Last month at Snowflake Summit, Sam Altman anchored the opening keynote with a fireside chat. AGI timelines were discussed, and he, as you would expect, emphasized just how quickly things are moving (as is our bar for what AGI actually is).
One thing that stood out to me was how context is beginning to become more and more important, even with today’s models, longer context length, memory, and improved retrieval mechanisms will greatly expand the impact that they will have.
Shopify CEO Tobi Lutke was also singing the song of context later in the month, highlighting that “context engineering” was a better framing than prompt engineering. We’re moving beyond trying merely to coax the correct answer from the underlying model and instead ensuring we are providing it with the information with which to provide the correct answer.
This tracks with a bit of what we’ve seen in some of the acquisitions we’ve seen this year. Companies that hold core enterprise data, e.g. Salesforce, ServiceNow, have bought companies that help manage metadata, Informatica, and data.world respectively.
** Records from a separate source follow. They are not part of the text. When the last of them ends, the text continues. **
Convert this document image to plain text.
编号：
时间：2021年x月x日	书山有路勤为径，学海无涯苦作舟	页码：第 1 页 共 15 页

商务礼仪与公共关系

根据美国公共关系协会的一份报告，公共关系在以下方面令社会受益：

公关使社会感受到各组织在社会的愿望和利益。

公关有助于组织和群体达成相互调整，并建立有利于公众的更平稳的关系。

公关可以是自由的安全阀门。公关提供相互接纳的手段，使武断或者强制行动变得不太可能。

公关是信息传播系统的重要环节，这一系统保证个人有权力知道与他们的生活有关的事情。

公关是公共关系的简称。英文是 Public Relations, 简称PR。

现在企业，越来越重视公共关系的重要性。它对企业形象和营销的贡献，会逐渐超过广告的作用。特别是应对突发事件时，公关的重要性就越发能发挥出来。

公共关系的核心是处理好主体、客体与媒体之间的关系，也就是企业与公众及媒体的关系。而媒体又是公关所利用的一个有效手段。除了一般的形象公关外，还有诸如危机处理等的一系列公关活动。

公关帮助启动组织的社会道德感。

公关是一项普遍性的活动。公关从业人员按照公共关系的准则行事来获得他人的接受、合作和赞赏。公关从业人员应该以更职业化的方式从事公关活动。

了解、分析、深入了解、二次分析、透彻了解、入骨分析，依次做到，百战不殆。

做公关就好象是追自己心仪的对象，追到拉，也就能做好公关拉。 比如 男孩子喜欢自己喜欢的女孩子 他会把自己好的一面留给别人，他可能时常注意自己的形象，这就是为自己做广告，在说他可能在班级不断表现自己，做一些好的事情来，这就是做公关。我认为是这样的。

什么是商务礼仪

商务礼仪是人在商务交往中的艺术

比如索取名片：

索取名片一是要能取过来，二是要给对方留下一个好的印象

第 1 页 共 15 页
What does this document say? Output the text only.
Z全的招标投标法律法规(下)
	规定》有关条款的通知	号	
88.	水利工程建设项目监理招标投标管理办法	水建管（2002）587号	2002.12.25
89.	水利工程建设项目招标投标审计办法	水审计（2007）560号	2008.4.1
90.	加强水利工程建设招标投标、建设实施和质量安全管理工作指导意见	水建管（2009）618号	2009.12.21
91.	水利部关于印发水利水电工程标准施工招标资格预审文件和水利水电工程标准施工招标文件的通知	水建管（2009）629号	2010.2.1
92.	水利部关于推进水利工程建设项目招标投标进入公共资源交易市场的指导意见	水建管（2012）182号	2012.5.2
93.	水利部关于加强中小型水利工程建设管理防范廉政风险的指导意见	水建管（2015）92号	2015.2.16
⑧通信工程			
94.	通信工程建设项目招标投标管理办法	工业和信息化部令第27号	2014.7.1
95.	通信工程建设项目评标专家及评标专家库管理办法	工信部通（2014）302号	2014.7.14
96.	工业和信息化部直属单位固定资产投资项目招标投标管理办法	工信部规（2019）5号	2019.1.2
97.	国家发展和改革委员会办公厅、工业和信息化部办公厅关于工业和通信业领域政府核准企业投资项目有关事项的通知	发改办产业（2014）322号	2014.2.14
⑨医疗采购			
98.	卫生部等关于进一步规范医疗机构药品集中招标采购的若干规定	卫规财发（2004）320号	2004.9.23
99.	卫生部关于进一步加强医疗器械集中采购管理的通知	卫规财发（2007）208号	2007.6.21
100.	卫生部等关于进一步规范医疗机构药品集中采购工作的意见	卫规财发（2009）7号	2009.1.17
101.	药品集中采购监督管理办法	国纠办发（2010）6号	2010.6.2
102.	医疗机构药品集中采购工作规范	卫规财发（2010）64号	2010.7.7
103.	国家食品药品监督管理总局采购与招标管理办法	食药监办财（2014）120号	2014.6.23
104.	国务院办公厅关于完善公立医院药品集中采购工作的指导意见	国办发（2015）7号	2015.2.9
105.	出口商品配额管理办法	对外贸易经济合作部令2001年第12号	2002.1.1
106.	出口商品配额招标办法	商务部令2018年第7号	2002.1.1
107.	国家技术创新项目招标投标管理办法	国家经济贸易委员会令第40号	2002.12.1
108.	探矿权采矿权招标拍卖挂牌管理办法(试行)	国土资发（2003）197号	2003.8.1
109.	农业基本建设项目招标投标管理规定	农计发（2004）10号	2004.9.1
The metadata provides context on the underlying data, it helps provide LLMs a guide to where to find things, which data to trust, and so on.
Our previous discussion of semantic layers, inspired in large part by David Jayatillake’s writing on this, is related.
Salesforce and ServiceNow want to give AI a map.
Interestingly, we’re also starting to see another trend, the hoarding of data. Does it benefit Salesforce to make its CRM or Slack chat data easily accessible by 3rd party services? It does not. They announced recently a change to Slack API terms to block bulk data access for LLMs.
Salesforce wants Agentforce to be your go-to for understanding the data they manage for you.
I understand the motivation, but it may hurt them in the long run. Enterprises do not want their data locked away in walled gardens. We’ve seen this with the trend to open table formats recently.
Version one of this challenge was the analytics stack, where companies go to great efforts to integrate disparate data sources into a single central data model in their data warehouse/data lake to power analytics.
Most agree that AI will be a much more significant unlock of the value of that data than internal analytics. The most powerful AI will be those with access to ALL of the enterprise’s data, not just the data in one service provider. I can’t help but wonder if by trying to keep all their data proprietary, these platforms will lose out to new contenders built around open data platforms.
On a related note, one of the questions we’re getting from customers is how they can start to integrate real-time context in AI services for their customers.
If you’re building an AI agent, do you want to reference static docs/faq or do you want to take into account the recent behavior of a shopper on your website or a the error that just affected someone on your software?
We believe that this real-time context will be critical to agentic workflows and have already seen significant impact for customers.
One thing we can be sure of, data and metadata are going to be a critical battleground in an AI, because context is king.
Warmly,
Paul Dudley
—-----
P.S., we previously talked about the shift towards forward-deployed engineers, services is now hot in silicon valley. This also ties back to context, services allow AI to be tailored based on the right underlying data sources to ensure quality output.